The question, as is, covers a long period between Alexander (d. 323 BCE) and Mahmud of Ghazni (b. 975 CE) and the ethnic and religious influence changed extensively over the period of more than a 1000 years.
So, I will focus on Gandhara during the early stages, immediately post-Alexander, and with particular emphasis on Buddhism (Gandhara was in the question title before subsequent modification).
Ashoka of Mauryan Emprire
Ashoka (son of Bindusara) would be the start of Buddhism in Gandhara. He was a significant emperor of the Mauryan Empire (322 BCE - 185 BCE). This period is much earlier than the Ghaznavid Empire (975 CE - 1187 CE).
Buddhism under Ashoka
The significance of Ashoka and Mauryan Empire to Gandhara, in terms of acceptance of Buddhism is on several levels:
- The Mauryan Empire was the first empire immediately after Alexander to adopt Buddhism as one of it's religion, i.e. early stages of Graeco-Buddhism.

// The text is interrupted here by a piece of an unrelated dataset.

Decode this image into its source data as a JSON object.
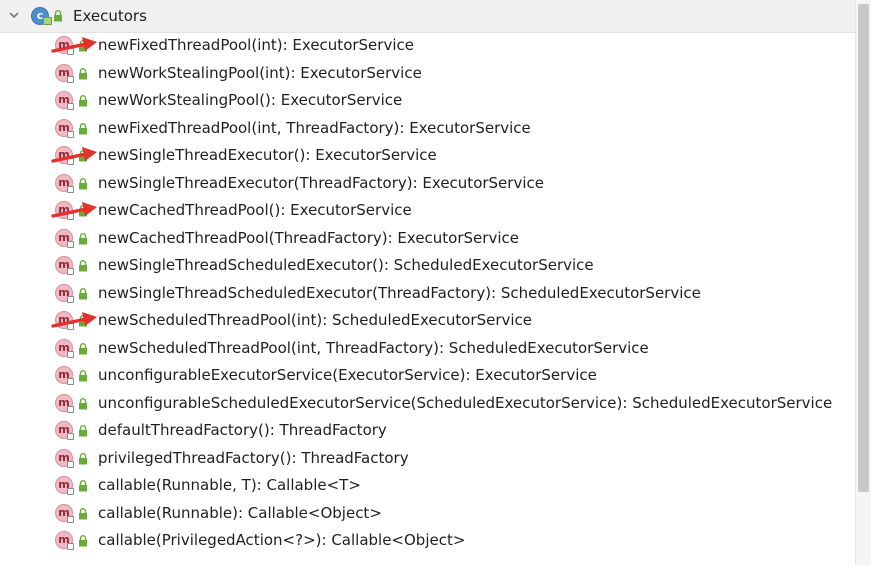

To be clear, Buddhism was the dominant religion of the Kushan Empire and the basic repertoire of Buddhist iconography (art style) was developed during the Kushan period around the first century CE, but this was much later than the Mauryan period.
- Ashoka started his career in Gandhara as a governor before he became the Emperor (see Wikipedia entry on Ashoka)
- Ashoka was the first Mauryan Emperor to convert to Buddhism, after he became the Emperor
- He actively promoted Buddhism throughout the empire (and beyond) with his edicts on Buddhism.
- As an indication of the close ties to Gandhara, Ashoka's son, Kunala, was also the governor before he became the next Emperor.
Ashoka succeeded Bindusara as emperor in 270 BCE, while his son, Kunala, became the governor of Gandhara ...
source: The Grandeur of Gandhara (Algora Publishing, 2011)
Ashoka's legacy is the spread of Buddhism, to Gandhara and the rest of the world - source:
He did with Buddhism in India what Emperor Constantine did with Christianity in Europe and what the Han dynasty did with Confucianism in China: he turned a tradition into an official state ideology and thanks to his support Buddhism ceased to be a local Indian cult and began its long transformation into a world religion. Eventually Buddhism died out in India sometime after Ashoka’s death, but it remained popular outside its native land, especially in eastern and south-eastern Asia. The world owes to Ashoka the growth of one of the world’s largest spiritual traditions.